Sony subwoofer won't turn on: work through this
First, know what "on" looks like: a Sony sub with a red LED is powered — it's in standby waiting for the soundbar. Truly dead means no LED at all. The two problems have different fixes, so check the light before anything else.
Power diagnosis
No LED: press the sub's own power button first
Sony subs have a ⏻ power button on the rear panel — press it; the unit may simply have been switched off. Also note the LED's brightness follows the soundbar's DIMMER setting, so a dimmed LED can look dead. Neither of those? Continue.
Still no LED: prove the outlet and cable
Plug the sub into a different outlet on a different wall (not just a different socket on the same strip), and reseat the power cable firmly at the subwoofer end. Lamp-test the original outlet. No LED on a known-good outlet ends the DIY path — internal power supply failure.
Red LED: turn the soundbar on
Red standby is normal when the bar is off. Power the bar on and watch the sub — it should go green (or blink green, then solid) within 30 seconds.

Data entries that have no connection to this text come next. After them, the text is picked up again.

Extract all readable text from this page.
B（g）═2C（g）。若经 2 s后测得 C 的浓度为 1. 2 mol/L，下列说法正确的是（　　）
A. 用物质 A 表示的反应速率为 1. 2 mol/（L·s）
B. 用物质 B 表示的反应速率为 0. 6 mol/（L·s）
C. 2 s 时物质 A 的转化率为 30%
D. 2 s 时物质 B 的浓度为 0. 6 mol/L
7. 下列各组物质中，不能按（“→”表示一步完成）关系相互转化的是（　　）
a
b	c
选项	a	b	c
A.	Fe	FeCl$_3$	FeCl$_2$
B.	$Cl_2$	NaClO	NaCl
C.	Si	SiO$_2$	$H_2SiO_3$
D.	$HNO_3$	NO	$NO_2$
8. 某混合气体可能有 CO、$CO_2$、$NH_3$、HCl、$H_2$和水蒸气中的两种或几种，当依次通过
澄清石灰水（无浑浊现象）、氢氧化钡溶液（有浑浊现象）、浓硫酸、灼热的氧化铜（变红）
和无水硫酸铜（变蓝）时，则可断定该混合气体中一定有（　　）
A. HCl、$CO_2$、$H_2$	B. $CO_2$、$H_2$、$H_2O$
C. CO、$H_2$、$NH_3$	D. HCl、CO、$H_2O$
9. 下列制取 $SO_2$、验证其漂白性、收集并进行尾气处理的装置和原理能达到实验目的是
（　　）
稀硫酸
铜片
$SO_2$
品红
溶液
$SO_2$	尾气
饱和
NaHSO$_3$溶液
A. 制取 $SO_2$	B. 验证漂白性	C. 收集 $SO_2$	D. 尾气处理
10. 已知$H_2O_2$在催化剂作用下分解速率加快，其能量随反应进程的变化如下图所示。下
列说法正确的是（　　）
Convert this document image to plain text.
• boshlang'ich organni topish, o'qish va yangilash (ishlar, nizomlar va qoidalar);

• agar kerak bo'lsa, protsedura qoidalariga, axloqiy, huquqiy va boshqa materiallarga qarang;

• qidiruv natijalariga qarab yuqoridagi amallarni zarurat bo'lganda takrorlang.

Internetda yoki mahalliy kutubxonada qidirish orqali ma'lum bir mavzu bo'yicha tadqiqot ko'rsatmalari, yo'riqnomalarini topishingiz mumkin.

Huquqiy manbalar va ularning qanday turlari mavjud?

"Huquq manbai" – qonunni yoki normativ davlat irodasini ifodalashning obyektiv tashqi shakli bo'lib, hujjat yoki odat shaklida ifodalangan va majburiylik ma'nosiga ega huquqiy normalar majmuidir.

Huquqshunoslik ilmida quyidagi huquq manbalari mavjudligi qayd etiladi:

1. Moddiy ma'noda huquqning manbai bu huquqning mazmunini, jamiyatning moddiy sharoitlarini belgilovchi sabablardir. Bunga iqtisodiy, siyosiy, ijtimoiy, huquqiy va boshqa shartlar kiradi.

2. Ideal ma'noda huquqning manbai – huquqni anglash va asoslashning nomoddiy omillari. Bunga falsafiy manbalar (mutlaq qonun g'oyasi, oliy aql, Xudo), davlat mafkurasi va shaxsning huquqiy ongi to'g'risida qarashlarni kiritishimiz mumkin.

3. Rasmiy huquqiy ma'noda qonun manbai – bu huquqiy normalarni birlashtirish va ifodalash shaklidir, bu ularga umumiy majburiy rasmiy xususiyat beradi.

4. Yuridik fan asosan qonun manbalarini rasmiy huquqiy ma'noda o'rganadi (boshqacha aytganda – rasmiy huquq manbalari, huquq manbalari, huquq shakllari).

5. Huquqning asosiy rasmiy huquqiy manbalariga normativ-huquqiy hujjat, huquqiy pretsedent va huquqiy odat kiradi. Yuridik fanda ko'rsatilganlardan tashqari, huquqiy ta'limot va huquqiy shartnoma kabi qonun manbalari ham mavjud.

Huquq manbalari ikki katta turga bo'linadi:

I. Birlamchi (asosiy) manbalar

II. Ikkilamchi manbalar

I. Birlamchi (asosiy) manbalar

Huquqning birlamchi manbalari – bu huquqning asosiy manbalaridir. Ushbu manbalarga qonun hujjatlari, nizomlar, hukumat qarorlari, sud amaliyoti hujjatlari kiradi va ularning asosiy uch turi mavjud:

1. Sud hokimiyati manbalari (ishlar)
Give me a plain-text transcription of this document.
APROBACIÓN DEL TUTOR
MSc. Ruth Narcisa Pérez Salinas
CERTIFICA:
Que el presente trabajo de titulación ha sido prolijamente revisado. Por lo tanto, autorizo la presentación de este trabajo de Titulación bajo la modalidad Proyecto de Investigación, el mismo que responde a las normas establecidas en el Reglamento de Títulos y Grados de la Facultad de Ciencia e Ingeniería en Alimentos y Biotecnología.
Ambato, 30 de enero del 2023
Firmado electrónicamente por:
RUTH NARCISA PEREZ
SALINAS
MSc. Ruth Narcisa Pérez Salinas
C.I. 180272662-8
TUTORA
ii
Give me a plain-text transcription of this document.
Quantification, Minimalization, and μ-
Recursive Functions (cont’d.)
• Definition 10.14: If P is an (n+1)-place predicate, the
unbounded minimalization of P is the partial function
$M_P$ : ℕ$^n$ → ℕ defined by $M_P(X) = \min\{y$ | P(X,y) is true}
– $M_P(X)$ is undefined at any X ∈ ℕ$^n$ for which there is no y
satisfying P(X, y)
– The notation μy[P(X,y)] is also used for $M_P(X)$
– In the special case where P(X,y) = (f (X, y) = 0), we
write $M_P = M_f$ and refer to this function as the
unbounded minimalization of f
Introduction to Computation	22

Stays red with the bar on: 60-second reset
Unplug both units for a full minute. Then use Sony's documented order: power the soundbar on first, and connect the subwoofer's power after — watch for the LED to go green. This clears the majority of stuck-standby cases.
Still red: re-link manually
The unit is powered but the link is lost — run the manual linking procedure from the pairing guide.
Read amber and blinking-red correctly
On the SA-SW3/SW5, amber means a firmware update — Sony warns not to interrupt it, so leave everything powered until it finishes. On HT-S350/S400/G700 subs, solid amber is simply the normal linked state after Secure Link pairing — nothing to wait for. A blinking red LED is a protection warning: switch the sub off and check its ventilation openings aren't blocked before restarting.
Frequently asked questions
Is it normal for a Sony subwoofer light to be red?
Yes — red is standby, shown whenever the soundbar is off or the link is down. It's only a fault if the LED stays red while the soundbar is on and playing, in which case re-link.
My Sony sub turns itself off. Is that a fault?
Sony subs follow the soundbar into standby to save power — that's by design. Going into standby during playback, however, indicates link dropout: treat it as an interference/distance problem.
Can I replace the fuse in a Sony subwoofer myself?
There's no user-serviceable fuse on these units, and opening the cabinet exposes mains-voltage components and voids the warranty. A dead power supply is a service-centre job — get a quote and compare it honestly against replacement cost.